2913- Şimdi bu haslar dairesinde riayeti istenen sabit düstur ve esaslardan bir kısmını nakledelim:
Birinci esas: Azami ihlastır. Yani, dinî hizmette yalnız rıza-yı ilahîyi gaye yapıp maddi ve manevi her türlü meşru menfaatlere dahi, hizmeti vesile yapmamak; hem şöhret, tarafgirlik, rekabet ve siyasi mücadeleler gibi hal ve hareketlerden kaçmak gerektir. Zira bunlar ihlası bozar. Bu esas, “İhlas” maddesinde bir derece izah edildiğinden o maddenin 1514.p.ından 1521.p.ına kadar bakınız.
2914- İkinci esas: Hizmet-i diniyede terk-i enaniyetin lüzumudur. Bu esas hakkında da Risale-i Nur’da hayli yer verilmiştir. Birkaç kısa nümunesi şudur:
“Risale-i Nur’un Kur’andan aldığı dersin en birinci esası: Benlik, enaniyet, hodfüruşluğu terk etmek lüzumudur. Ta ihlas-ı hakiki ile imanın kurtarılmasına hizmet edilsin. Cenab-ı Hakk’a şükür, o azami ihlası kazananların pek çok efradı meydana çıkmış. Benliğini, şan ve şerefini en küçük bir mesele-i imaniyeye feda eden çoktur.” (E.L.II.246)

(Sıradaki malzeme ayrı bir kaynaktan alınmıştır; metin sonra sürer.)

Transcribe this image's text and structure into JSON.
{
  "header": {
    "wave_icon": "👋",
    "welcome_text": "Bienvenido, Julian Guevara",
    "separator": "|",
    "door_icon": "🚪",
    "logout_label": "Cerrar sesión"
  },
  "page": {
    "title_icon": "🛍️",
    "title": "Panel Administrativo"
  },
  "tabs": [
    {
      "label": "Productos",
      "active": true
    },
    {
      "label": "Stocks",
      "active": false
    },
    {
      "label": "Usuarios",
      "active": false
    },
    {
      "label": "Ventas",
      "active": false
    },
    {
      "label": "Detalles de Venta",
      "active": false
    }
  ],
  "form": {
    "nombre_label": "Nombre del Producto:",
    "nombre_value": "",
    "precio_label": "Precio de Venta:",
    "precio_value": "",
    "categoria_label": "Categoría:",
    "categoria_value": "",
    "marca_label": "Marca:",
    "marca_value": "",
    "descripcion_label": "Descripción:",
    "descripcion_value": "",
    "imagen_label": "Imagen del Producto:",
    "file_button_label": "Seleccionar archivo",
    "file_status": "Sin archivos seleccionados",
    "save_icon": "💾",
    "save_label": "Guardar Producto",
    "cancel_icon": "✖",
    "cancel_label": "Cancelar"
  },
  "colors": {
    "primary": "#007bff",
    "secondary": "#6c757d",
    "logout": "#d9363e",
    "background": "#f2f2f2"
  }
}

2915- “Bu zamanda şahsiyet cihetiyle insanlara zarar verecek haller var. Risalet-i Nur’un mesleğindeki azami ihlas için bu hastalık verilmiş. Çünkü bu zamanda şan, şeref perdesi altında riyakârlık yer aldığından azami ihlas ile bütün bütün enaniyeti terk lâzımdır.” (E.L.II.201)
2916- “Gaflet ve dünya-perestlikten çıkan dehşetli bir enaniyet, bu zamanda hükmediyor. Onun için ehl-i hakikat, -hatta meşru bir tarzda dahi olsa-enaniyetten, hodfüruşluktan vazgeçmeleri lâzım olduğundan, Risale-i Nur’un hakiki şakirdleri, buz parçası olan enaniyetlerini şahs-ı manevide ve havz-ı müşterekte erittiklerinden, inşaallah bu fırtınada sarsılmayacaklar.” (Ş.318)
2917- “Bu zaman ehl-i hakikat için, şahsiyet ve enaniyet zamanı değil. Zaman, cemaat zamanıdır. Cemaatten çıkan bir şahs-ı manevi hükmeder ve dayanabilir. Büyük bir havuza sahib olmak için bir buz parçası hükmündeki enaniyet ve şahsiyetini, o havuza atmaktır ve eritmek gerektir. Yoksa o buz parçası erir zayi olur; o havuzdan da istifade edilmez.”(K.L. 143)
2918- “Bu zamanda en büyük bir ihsan, bir vazife, imanını kurtarmaktır, başkaların imanına kuvvet verecek bir surette çalışmaktır. Sakın, benlik ve gurura medar şeylerden çekin. Tevazu, mahviyet ve terk-i enaniyet, bu zamanda ehl-i hakikata lâzım ve elzemdir.
Çünki bu asırda en büyük tehlike benlikten ve hodfüruşluktan ileri geldiğinden; ehl-i hak ve hakikat, mahviyetkârane daima kusurunu görmek ve nefsini itham etmek gerektir.”(E.L.I .62)
2919- Hem “ehl-i dalaletin tarafgirleri, enaniyetten istifade edip, kardeşlerimi benden çekmek istiyorlar. Hakikatten insanda en tehlikeli damar, enaniyettir ve en zaif damarı da odur. Onu okşamakla, çok fena şeyleri yaptırabilirler. Ey kardeşlerim! Dikkat ediniz; sizi enaniyette vurmasınlar, onunla sizi avlamasınlar.Hem biliniz ki: Şu asırda ehl-i dalalet; ene’ye binmiş, dalalet vadilerinde koşuyor. Ehl-i hak, bilmecburiye ene’yi terketmekle hakka hizmet edebilir. Ene’nin istimalinde haklı dahi olsa; madem ki ötekilere benzer ve onlar da onları kendileri gibi nefisperest zannederler, hakkın hizmetine karşı bir haksızlıktır.”(M.424) (Daha geniş bilgi için “Enaniyet” maddesine bakınız.)